Due mondi opposti, quello di un umbratile eremita tecnologico e quello di una solare “ragazza copertina”, confluiscono in una forma di superamento della solitudine che in modi diversi attanaglia entrambi. Il rosso sgargiante dei cartelloni pubblicitari di Valentine, e quello umbratile degli interni della casa del Giudice, confluiscono in un sentimento condiviso: quello della pietà per l’umano. Al punto che il Giudice arriverà ad autodenunciarsi per le intercettazioni pur di rivedere la ragazza, e proseguire questa forma ideale di amore senza legame, fatto di tenerezza, silenzi condivisi e comprensione. Auguste, che lo giudicherà per il reato delle intercettazioni, sembra non essere altri che il Giudice trent’anni prima, all’inizio della sua carriera, ancora pieno di illusioni di giustizia e delusioni d’amore. Sarà proprio Auguste, nella scena del naufragio, a incontrare per caso Valentine, e a raccogliere la staffetta del sentimento del vecchio Giudice, iniziando con la ragazza il percorso dell’amore: l’uomo guarda soddisfatto la scena dell’incontro in un servizio televisivo, e sorride. Come se fosse riuscito a concretizzare l’utopia di riportare se stesso indietro nel tempo, ad amare Valentine per trasposta persona.

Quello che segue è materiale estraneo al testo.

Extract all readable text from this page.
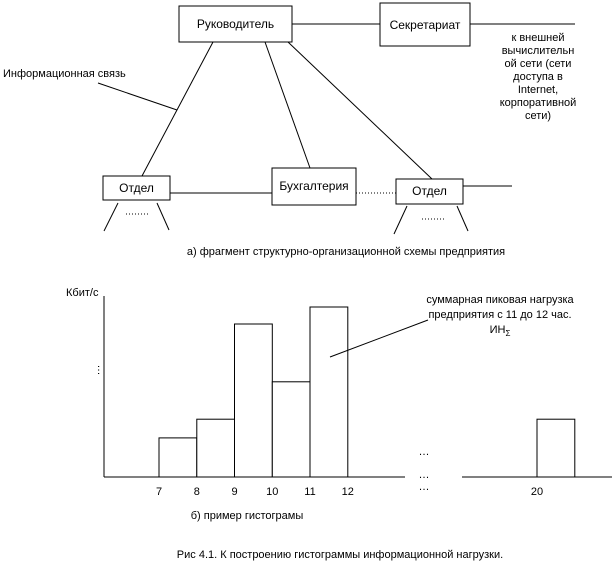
Руководитель	Секретариат
Отдел	Бухгалтерия	Отдел
Информационная связь
к внешней
вычислительн
ой сети (сети
доступа в
Internet,
корпоративной
сети)
а) фрагмент структурно-организационной схемы предприятия
Кбит/с
…
7	8	9	10 11 12	20
…
…
…
суммарная пиковая нагрузка
предприятия с 11 до 12 час.
$ИН_\Sigma$
б) пример гистограмы
Рис 4.1. К построению гистограммы информационной нагрузки.
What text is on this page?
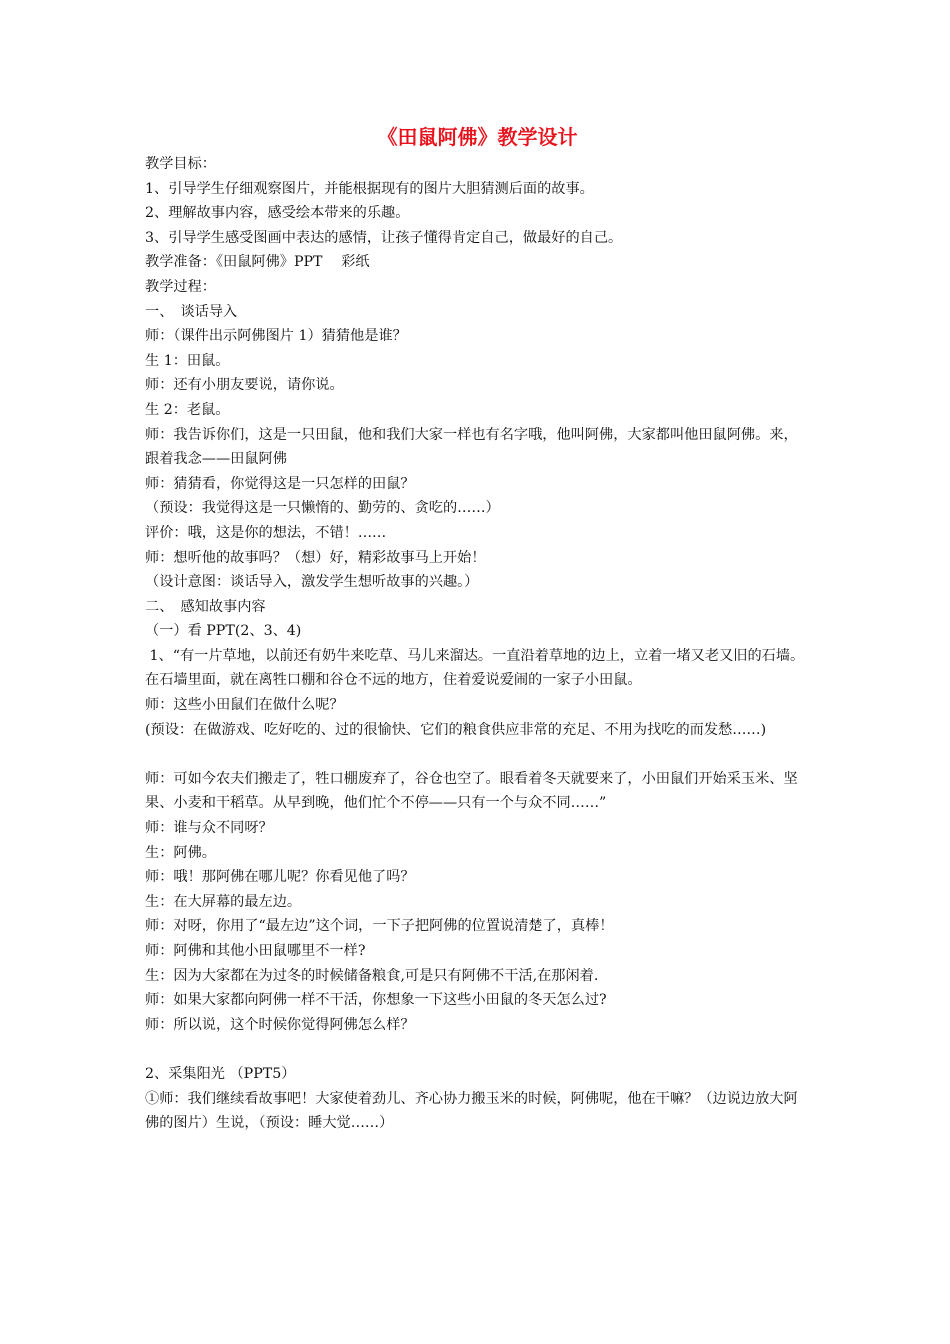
《田鼠阿佛》教学设计

教学目标：

1、引导学生仔细观察图片，并能根据现有的图片大胆猜测后面的故事。

2、理解故事内容，感受绘本带来的乐趣。

3、引导学生感受图画中表达的感情，让孩子懂得肯定自己，做最好的自己。

教学准备：《田鼠阿佛》PPT　 彩纸

教学过程：

一、　谈话导入

师：（课件出示阿佛图片 1）猜猜他是谁？

生 1：田鼠。

师：还有小朋友要说，请你说。

生 2：老鼠。

师：我告诉你们，这是一只田鼠，他和我们大家一样也有名字哦，他叫阿佛，大家都叫他田鼠阿佛。来，跟着我念——田鼠阿佛

师：猜猜看，你觉得这是一只怎样的田鼠？

（预设：我觉得这是一只懒惰的、勤劳的、贪吃的……）

评价：哦，这是你的想法，不错！……

师：想听他的故事吗？（想）好，精彩故事马上开始！

（设计意图：谈话导入，激发学生想听故事的兴趣。）

二、　感知故事内容

（一）看 PPT(2、3、4)

1、“有一片草地，以前还有奶牛来吃草、马儿来溜达。一直沿着草地的边上，立着一堵又老又旧的石墙。在石墙里面，就在离牲口棚和谷仓不远的地方，住着爱说爱闹的一家子小田鼠。

师：这些小田鼠们在做什么呢？

(预设：在做游戏、吃好吃的、过的很愉快、它们的粮食供应非常的充足、不用为找吃的而发愁……)

师：可如今农夫们搬走了，牲口棚废弃了，谷仓也空了。眼看着冬天就要来了，小田鼠们开始采玉米、坚果、小麦和干稻草。从早到晚，他们忙个不停——只有一个与众不同……”

师：谁与众不同呀？

生：阿佛。

师：哦！那阿佛在哪儿呢？你看见他了吗？

生：在大屏幕的最左边。

师：对呀，你用了“最左边”这个词，一下子把阿佛的位置说清楚了，真棒！

师：阿佛和其他小田鼠哪里不一样?

生：因为大家都在为过冬的时候储备粮食,可是只有阿佛不干活,在那闲着.

师：如果大家都向阿佛一样不干活，你想象一下这些小田鼠的冬天怎么过?

师：所以说，这个时候你觉得阿佛怎么样？

2、采集阳光 （PPT5）

①师：我们继续看故事吧！大家使着劲儿、齐心协力搬玉米的时候，阿佛呢，他在干嘛？（边说边放大阿佛的图片）生说，（预设：睡大觉……）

Mistero, caso, coincidenza, inesplicabilità degli eventi e chiarezza cristallina delle emozioni in gioco, sono gli elementi fondanti della poetica del “periodo francese” di Kieślowski, dove il cineasta dà corpo alla sua sensibilità “orientale”, ad un “realismo magico” che si snoda in opere costruite come teoremi attraverso indizi ambivalenti e metaforici, costantemente disseminati nelle vicende (come quello del flautista senzatetto che suona senza conoscerla la melodia del “Concerto per l’Europa” in Film blu). In un tempo scolpito che resta sospeso nell’interiorità dei personaggi, e di lì si rispecchia negli eventi casuali e simbolici dell’esistenza: dove prende corpo l’aspetto impronunciabile delle emozioni trasposte nella materia sensibile dei silenzi, nell’impercettibile eppure evidente discorso del mondo.
Krzysztof Kieślowski, Varsavia 1941 – Varsavia 1996.